Große Formate sind zu sehen, sehr große Formate. „Schiere Größe ist auch
ein Thema der Ausstellung“, sagt Reckert. Kohlhoffs Technik: Kreide und
Kohle auf Papier. Manchmal nur Kohle. Aber immer Papier. Zwischendurch
dann, fast wie eine Zwischenstation, um neuen Schwung zu nehmen, Auszüge
aus seiner Arbeit „Spiel nicht mit Schlafenden“.
Aquarelle etwa im DIN-A4-Format, die vordergründig wie hastig hingetuscht
wirken, wie spontane Studien, wie ein Skizzenbuch: ein Bild eines
ungenutzten Schlafzimmers, dazu der Kommentar „Hier ist niemand bei dir.“
Zwei quietschvergnügte Lampenwesen beugen sich über einen frisch
überfahrenen Hund.
Dann geht es weiter ins nächste Stockwerk, wo ein totes Pferd so seltsam
lebendig auf dem Rücken liegt, daneben zwei hemdsärmelige Männer, die es
ungerührt betrachten und wo ein Mann auf die Sonne schießen wird.

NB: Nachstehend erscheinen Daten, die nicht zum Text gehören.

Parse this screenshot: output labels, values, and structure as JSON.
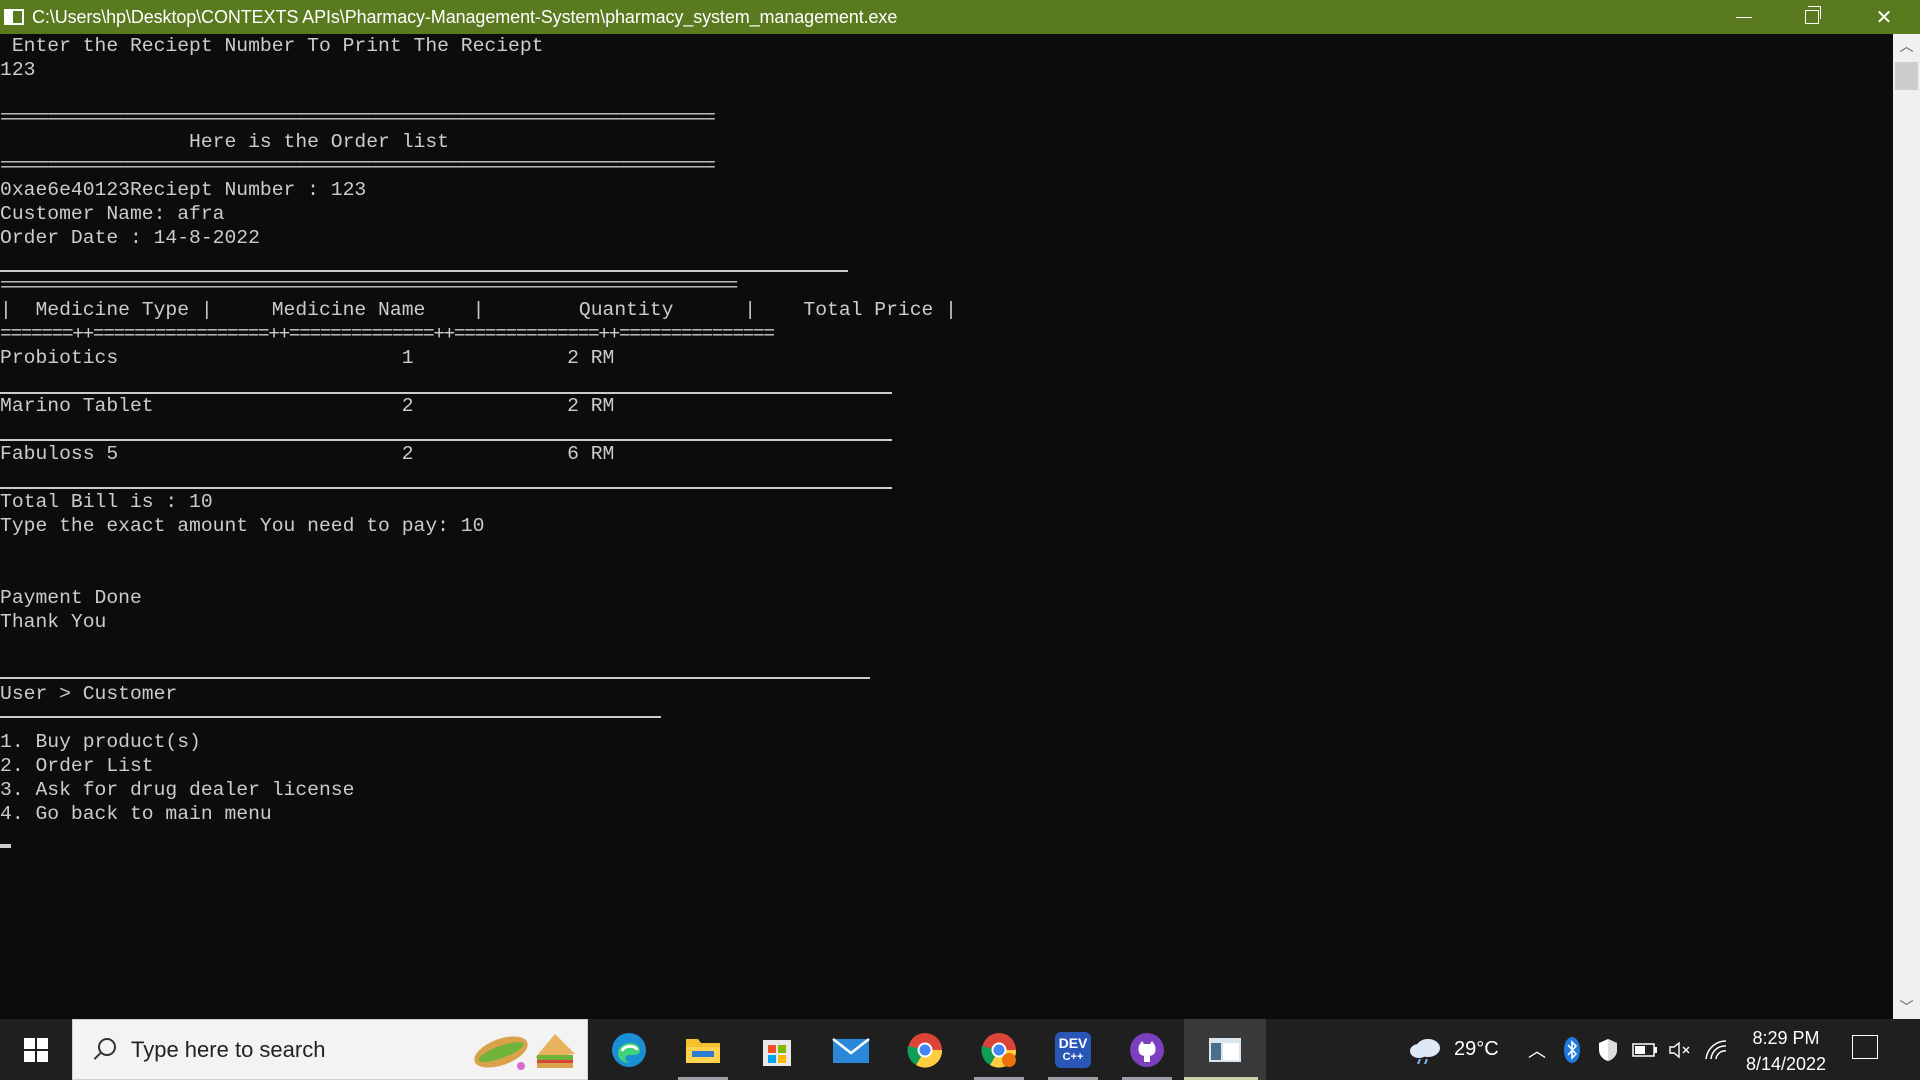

Eine
Scheune explodiert, ein Mädchen steht bis zu den Knien in einem Teich, der
wie eine Baugrube wirkt. Zwischendurch immer wieder seltsame Querschnitte,
wie man sie aus Jugendbüchern der 60er- und noch mehr der 70er-Jahre kennt:
Damals, als man noch dachte, ein genaues Bild könne die Welt erklären, und
nun bei Kohlhoff: ein Bild – die Antarktis im Überblick; ein Bild – der
menschliche Körper; ein Bild – so funktioniert unsere Haut.
Ganz nebenbei kann man auch mal schlicht staunen über Kohlhoffs so souverän
malerischen Gestus, über seine Sicherheit der Kompositionen. Was zum Haus
passt: Denn hier in Delmenhorst konnte man schließlich lange, lange bevor
der Hype um die neorealistischen Maler begann, ganz selbstverständlich
Bilder von Peter Doig, von Johannes Hüppi, von Dirk Skreber betrachten und
wertschätzen lernen. „Kohlhoff könnte es sich leicht machen und ein wenig
internetiger werden, ein wenig mehr Zeitgenossenschaft hineinspülen – aber
das genau macht er nicht“, sagt Annett Reckert.
Die Ausstellung beschränkt sich nicht auf die Stadtvilla, in der meist die
Ausstellungen untergebracht sind. Auch die angrenzenden Remise bespielt
Kohlhoff „Kommen Sie“, sagt Reckert, „da hängen noch wahre Knaller.“ Es
geht über einen kleinen Hof, und sie schließt die Tür zur Remise auf.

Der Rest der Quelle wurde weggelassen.